The ability to get fresh seafood to a diner’s plate in under 24 hours, and new tracking systems that let consumers know exactly when and where and by whom a fish was caught, are capturing the attention of chefs and consumers. That’s all well and good, says Michael Ciaramella, a New York Sea Grant seafood safety and technology specialist at Cornell Cooperative Extension. (and who holds a PhD), but he wants to spread the word that farmed seafood is an excellent alternative.
“Aquaculture can supplement the well managed U.S. capture fisheries to meet the growing seafood demand,” he states in a press release.
Want to find out more?

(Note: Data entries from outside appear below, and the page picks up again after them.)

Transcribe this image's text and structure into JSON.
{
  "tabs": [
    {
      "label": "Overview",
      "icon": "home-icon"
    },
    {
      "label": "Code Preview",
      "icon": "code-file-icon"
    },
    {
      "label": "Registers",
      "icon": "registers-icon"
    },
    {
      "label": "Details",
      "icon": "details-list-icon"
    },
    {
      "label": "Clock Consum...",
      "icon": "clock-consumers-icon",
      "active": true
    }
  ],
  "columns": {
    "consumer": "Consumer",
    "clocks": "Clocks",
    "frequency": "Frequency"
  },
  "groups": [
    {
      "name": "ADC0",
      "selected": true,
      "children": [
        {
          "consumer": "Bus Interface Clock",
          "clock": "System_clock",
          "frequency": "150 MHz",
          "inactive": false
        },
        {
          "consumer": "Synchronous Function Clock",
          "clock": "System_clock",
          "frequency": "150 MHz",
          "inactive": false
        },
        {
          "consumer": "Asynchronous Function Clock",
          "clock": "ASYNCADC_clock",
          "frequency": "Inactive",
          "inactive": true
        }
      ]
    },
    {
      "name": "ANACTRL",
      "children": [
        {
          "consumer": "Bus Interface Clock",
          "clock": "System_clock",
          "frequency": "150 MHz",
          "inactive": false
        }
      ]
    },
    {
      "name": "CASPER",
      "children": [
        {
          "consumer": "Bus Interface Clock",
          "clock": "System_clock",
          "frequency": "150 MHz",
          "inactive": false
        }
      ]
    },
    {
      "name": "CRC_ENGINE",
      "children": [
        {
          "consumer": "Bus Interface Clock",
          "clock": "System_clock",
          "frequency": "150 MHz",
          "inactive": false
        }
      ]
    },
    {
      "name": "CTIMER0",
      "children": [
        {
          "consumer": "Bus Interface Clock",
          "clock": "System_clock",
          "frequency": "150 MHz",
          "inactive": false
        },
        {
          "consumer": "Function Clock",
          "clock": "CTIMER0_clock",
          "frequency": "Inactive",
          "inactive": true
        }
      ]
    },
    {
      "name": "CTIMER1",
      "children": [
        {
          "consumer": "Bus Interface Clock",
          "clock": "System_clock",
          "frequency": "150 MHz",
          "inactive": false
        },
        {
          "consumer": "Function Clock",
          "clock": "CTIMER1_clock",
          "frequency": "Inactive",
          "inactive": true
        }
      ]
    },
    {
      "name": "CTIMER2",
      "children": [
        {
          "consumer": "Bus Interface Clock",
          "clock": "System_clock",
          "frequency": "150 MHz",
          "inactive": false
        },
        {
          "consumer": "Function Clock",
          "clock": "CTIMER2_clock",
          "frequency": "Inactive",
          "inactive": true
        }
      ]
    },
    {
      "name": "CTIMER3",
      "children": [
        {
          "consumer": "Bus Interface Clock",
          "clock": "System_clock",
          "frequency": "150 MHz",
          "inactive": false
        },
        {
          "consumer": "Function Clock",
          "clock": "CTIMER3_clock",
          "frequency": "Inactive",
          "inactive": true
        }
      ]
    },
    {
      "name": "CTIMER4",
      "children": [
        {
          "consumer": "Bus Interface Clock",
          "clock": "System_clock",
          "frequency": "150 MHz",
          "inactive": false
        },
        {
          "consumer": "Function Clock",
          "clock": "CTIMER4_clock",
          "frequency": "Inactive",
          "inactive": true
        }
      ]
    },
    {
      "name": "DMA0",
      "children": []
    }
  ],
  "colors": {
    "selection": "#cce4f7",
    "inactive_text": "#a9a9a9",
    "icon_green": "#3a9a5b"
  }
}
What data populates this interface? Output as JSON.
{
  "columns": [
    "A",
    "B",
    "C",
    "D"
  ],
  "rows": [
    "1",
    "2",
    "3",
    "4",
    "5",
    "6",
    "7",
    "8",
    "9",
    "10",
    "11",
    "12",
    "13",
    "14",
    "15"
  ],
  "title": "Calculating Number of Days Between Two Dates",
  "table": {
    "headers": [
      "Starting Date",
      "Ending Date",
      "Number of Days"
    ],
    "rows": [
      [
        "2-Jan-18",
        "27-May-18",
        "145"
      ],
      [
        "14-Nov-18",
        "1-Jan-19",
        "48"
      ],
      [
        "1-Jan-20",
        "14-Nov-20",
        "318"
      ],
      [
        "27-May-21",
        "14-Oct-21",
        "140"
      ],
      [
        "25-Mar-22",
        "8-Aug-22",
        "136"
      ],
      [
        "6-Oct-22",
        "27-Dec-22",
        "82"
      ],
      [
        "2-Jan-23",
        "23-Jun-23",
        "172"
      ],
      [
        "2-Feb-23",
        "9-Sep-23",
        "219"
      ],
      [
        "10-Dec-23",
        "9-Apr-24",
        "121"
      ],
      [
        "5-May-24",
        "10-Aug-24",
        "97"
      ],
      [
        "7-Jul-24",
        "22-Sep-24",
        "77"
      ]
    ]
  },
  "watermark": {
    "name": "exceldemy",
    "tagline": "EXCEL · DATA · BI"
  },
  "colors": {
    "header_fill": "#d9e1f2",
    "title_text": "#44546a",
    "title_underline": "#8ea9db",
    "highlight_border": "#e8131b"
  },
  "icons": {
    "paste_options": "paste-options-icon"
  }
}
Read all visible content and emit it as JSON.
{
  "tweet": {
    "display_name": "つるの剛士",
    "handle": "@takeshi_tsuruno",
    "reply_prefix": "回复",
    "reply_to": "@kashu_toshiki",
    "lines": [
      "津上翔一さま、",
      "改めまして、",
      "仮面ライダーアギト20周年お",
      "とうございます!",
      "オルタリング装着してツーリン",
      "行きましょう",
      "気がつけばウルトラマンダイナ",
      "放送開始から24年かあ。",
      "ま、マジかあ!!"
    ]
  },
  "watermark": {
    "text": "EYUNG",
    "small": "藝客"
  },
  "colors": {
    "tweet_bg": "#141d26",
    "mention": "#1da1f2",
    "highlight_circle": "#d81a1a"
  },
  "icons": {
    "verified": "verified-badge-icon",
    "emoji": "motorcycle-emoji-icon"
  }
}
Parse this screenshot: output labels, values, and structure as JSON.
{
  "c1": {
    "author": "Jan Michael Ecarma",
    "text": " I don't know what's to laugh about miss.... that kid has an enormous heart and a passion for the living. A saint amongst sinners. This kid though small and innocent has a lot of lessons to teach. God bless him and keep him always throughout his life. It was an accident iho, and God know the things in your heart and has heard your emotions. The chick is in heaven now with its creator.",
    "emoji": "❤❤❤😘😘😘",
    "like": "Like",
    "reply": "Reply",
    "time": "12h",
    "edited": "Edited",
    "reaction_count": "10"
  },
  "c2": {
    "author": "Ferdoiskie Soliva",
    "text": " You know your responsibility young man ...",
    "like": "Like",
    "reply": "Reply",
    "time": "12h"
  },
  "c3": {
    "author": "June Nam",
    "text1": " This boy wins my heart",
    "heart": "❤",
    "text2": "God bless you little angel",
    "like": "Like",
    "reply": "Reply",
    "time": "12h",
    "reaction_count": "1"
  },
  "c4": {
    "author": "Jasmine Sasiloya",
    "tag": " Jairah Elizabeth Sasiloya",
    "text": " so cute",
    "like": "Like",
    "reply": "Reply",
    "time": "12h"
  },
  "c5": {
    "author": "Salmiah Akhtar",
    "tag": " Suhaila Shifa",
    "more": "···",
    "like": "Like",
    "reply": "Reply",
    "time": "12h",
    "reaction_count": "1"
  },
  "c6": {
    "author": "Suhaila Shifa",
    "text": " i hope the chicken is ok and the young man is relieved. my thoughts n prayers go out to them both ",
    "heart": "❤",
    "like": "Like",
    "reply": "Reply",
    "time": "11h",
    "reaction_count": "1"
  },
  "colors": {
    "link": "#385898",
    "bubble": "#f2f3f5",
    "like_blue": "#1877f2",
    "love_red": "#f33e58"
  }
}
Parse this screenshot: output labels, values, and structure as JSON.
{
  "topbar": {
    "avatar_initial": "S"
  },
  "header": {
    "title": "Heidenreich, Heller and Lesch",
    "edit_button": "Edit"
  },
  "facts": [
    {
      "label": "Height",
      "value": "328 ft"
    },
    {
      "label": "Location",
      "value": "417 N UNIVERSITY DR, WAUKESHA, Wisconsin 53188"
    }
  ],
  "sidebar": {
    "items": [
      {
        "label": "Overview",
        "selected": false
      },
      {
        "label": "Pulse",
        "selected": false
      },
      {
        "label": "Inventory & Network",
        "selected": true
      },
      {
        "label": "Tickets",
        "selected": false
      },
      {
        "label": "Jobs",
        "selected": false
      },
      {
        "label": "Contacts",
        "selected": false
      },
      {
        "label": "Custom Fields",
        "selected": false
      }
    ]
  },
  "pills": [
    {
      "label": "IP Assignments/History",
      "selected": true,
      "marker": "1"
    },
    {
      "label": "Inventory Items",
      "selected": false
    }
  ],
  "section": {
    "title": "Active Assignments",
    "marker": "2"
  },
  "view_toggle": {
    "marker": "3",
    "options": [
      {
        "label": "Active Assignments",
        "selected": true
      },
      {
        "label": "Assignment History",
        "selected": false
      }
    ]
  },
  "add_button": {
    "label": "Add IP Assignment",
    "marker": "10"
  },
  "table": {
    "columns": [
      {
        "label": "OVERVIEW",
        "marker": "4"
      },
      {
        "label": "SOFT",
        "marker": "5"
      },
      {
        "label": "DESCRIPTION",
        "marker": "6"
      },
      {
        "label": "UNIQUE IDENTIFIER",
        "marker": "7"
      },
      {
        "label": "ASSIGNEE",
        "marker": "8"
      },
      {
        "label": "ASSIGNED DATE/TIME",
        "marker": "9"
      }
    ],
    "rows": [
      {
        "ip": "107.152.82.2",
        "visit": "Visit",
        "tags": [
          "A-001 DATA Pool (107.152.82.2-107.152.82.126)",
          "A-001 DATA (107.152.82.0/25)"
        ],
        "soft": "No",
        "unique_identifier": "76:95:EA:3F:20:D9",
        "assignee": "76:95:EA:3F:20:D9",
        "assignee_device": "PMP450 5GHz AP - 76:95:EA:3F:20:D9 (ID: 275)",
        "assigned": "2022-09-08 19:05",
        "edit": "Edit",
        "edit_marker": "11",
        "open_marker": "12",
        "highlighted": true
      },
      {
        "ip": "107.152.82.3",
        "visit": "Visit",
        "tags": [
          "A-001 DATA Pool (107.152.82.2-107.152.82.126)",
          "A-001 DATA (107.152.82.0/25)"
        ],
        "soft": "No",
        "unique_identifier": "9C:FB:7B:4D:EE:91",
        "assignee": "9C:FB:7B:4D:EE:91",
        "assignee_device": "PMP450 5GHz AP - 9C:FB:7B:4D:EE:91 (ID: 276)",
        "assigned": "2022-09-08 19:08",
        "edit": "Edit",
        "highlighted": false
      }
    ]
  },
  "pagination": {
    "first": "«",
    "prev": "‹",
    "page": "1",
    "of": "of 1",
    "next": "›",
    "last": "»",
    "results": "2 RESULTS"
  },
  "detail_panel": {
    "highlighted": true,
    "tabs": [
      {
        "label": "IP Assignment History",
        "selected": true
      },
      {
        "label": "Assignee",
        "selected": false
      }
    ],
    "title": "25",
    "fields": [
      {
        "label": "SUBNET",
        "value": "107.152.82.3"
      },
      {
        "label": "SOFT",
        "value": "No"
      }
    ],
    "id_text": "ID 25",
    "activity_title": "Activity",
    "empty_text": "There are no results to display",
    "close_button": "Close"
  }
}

Then sign up for his seafood workshop on Monday, November 7 to be held at Suffolk County Community College’s Culinary Center in Riverhead. (It’s only $15 for the day; $10 for just the evening session.)
The workshop is intended for food media, foodservice professionals, retailers, restaurateurs, chef educators, culinary students, chefs and other interested parties.
The morning session starts with a tour of Widow’s Hole Oyster Company and lunch on the North Fork. In the afternoon there will be two talks: one on seafood safety and nutrition and one on seafood sustainability and availability. This will be followed by a panel discussion and then a reception with a dinner that will showcase U.S. and local farmed seafood. The discussion panel, which is still being finalized, will include New York seafood professionals and producers: farmers, community supported fisheries, aquatic vets, aquaponic farmers and fishermen.
Ciaramella was motivated to put this workshop together because he believes many food professionals are unaware of the safety regulations in place for aquaculture, that currently 94 percent of all seafood consumed in the U.S. is imported and that this knowledge will help educate the upcoming generation of seafood consumers who value locally grown and healthful food.